‘Top Chef’ contestants butcher Texas queso in front of iconic Houston chef

There are few things more sacred to a Houstonian than a bowl of queso. And while recipes may vary, the basics are essential: Queso must be creamy, salty and thick enough to coat a tortilla chip, but thin enough that it still threatens to drip on your shirt.

So when “Top Chef” host Padma Lakshmi told the contestants on this week’s episode they’d be creating their own versions of queso for the Quickfire challenge, collective groans from home viewers in Texas would not be out of line.

Do we really need a fine-dining version of queso with lots of fancy ingredients?


Tasked with answering this question was guest judge Irma Galvan, hailed by Houston contesting Evelyn Garcia as a “local celebrity” who “represents not just Houston but the Mexican community.”
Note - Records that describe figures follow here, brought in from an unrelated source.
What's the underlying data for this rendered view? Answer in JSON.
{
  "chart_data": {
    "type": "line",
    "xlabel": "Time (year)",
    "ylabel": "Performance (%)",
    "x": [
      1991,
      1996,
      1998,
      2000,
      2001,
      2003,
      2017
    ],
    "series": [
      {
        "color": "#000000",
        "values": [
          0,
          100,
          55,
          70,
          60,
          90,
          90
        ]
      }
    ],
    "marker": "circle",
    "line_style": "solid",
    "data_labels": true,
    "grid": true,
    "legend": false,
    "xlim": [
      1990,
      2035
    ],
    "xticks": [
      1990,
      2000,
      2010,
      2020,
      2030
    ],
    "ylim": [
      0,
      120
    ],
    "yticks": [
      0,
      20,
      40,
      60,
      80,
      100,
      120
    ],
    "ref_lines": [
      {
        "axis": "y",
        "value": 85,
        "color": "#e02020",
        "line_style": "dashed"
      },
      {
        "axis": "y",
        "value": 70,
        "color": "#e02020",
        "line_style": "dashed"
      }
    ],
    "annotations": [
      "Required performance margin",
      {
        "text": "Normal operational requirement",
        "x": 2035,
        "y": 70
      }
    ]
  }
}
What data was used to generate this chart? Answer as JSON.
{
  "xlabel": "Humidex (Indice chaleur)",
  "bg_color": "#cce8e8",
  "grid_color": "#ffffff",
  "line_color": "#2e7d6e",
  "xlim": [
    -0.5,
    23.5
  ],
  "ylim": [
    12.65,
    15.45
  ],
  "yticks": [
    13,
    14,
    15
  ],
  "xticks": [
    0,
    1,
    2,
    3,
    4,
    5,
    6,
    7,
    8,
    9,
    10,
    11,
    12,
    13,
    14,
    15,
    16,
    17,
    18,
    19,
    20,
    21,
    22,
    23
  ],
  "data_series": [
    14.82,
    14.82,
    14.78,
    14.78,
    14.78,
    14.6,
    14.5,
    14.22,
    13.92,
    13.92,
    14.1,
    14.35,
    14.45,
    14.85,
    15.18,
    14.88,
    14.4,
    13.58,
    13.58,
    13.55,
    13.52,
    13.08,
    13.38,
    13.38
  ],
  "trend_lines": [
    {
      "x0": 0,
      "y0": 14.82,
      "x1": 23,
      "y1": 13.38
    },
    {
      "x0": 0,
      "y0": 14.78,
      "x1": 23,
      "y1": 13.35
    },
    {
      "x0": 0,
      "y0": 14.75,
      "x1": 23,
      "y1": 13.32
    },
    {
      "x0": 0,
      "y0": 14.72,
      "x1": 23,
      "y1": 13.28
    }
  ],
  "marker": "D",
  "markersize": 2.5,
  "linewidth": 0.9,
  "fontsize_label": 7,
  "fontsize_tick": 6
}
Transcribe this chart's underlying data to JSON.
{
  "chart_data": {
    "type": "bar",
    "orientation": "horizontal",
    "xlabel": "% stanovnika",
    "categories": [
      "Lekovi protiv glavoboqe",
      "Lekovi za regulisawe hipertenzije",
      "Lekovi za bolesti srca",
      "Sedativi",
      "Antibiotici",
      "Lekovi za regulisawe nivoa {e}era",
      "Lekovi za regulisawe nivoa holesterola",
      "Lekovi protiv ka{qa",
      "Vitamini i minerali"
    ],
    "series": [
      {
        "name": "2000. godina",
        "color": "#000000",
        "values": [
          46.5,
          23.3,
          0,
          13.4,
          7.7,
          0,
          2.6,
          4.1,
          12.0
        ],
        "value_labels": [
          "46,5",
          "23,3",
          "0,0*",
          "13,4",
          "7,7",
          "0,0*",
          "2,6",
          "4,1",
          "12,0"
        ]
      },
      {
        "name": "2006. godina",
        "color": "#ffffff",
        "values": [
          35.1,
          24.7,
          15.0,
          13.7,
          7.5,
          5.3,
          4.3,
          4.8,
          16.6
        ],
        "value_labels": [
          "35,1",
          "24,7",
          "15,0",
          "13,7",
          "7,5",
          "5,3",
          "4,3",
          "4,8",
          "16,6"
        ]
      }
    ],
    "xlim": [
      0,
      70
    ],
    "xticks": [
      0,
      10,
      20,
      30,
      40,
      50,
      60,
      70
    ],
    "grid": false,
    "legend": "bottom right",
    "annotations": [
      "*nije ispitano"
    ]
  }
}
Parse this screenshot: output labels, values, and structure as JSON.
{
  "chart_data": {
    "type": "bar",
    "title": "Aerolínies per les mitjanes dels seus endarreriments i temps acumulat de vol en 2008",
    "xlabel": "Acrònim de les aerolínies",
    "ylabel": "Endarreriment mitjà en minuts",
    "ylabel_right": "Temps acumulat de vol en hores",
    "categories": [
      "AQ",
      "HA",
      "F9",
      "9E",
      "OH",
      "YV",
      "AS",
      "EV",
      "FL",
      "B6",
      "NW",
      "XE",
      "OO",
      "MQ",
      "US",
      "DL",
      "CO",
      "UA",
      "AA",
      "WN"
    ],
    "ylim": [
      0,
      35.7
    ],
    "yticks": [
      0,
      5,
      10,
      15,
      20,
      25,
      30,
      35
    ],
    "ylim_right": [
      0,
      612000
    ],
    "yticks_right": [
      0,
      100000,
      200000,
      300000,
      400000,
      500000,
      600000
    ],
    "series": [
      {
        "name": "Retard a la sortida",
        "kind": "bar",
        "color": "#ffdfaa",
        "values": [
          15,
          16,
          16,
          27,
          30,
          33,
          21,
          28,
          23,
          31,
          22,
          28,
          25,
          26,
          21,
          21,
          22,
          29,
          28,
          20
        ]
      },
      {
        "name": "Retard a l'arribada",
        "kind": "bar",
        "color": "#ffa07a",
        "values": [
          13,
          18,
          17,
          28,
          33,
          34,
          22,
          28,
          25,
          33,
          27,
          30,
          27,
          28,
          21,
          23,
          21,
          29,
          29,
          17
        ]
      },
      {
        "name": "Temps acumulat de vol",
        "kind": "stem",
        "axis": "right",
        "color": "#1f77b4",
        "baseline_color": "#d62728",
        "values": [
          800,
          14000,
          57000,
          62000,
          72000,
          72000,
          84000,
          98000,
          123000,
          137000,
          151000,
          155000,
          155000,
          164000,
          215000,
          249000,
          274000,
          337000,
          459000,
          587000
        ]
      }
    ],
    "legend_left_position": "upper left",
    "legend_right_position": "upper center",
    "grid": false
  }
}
Galvan’s restaurant, Irma’s Original, has been a staple in downtown Houston for more than 30 years. Long before the area became a hotspot for dining and entertainment, Galvan was drawing in locals and tourists with her Mexican comfort food and hospitality, earning a James Beard America’s Classics Award and the respect of fellow Bayou City chefs.

Facing a literal wall of cheese and the formidable Galvan is enough to make any local chef quake in their (cowboy) boots, let alone those who have no reference or taste memory for chile con queso.

Some of the 14 remaining chefs were able to rise to the challenge. Others, to our horror, overcomplicated the dish or floundered completely.

The most offensive offering came from Los Angeles-based chef Jackson Kalb, who became the villain of the episode when he said that “everybody’s going to do a big vat of creamy gross cheese.”

His blasphemous “solution” was to create a “crispy” rather than “gooey” queso by caramelizing mozzarella and Parmigiano Reggiano in a pan. This gamble did not work in his favor, which became immediately clear by Lakshmi’s reaction as she bit into what was essentially a cheese cracker and winced.

“Top Chef” challenging Jackson Kalb, pictured here committing quesocide.

David Moir/Bravo

“There’s nothing to dip,” she said, somewhat obviously. Galvan rightfully put this queso-hater in his place by calling it out as her least favorite dish of the Quickfire challenge.

But Kalb wasn’t the only cheftestant to slander queso’s good name. Fine-dining chef Buddha Lo aerated three types of cheddar—in a canister!—for his spring rolls because he “finds cheese to be a little bit heavy.” Clearly, this man has never enjoyed a bowl of Texas queso.

Robert Hernandez, a private chef from San Francisco who specializes in Mexican food, noted that Tex-Mex is completely different. “I couldn’t give you the definition of queso if you asked me,” he deadpanned to the camera. This was a prescient statement, as Galvan deemed his queso Oaxaca fonduta with salsa to be “really thin” and a poor match for his fried white asparagus.

When New York’s Sam Kung earnestly presented his queso blanco with Gruyère and a pepper pancake to Galvan, he noted, “I don’t make a lot of queso.” Galvan’s response, a simple “yeah” with a frown, had to sting.

Stephanie Miller’s pepper jack and extra sharp cheddar queso was judged by Galvan to be “a little watery.” This was the beginning of a bad run for Miller, as she fully capsized during the Elimination challenge over poorly cooked rice. At the end of the episode, she was asked to pack her knives and go.

The dishes that came out on top not only earned praise from Galvan, but managed to make cheffed-up queso look desirable.

Houston "Top chef" contestant Evelyn Garcia received high praise for her adobo con queso.

Houston “Top Chef” contesting Evelyn Garcia received high praise for her adobo con queso.

David Moir/Bravo

Our Houston gal Garcia’s adobo con queso with taro chips was lauded for its presentation and its combination of gooeyness, heat and crunch. Chef Nick Wallace impressed with a pork belly and blue crab “surf and turf queso” that Galvan enjoyed.

Damarr Brown ultimately won the Quickfire challenge for his mild cheddar queso with pickled serrano chiles and toasted bread crumbs. As the competition shifted to a Friday-Night-Lights-themed cookoff at the Tomball ISD football stadium, Brown also won the Elimination challenge with a bowl of farro in the style of dirty rice.

The Chicago chef’s cooking bonafides and delicious-looking queso almost made us forget that crispy “queso sandwich” monstrosity.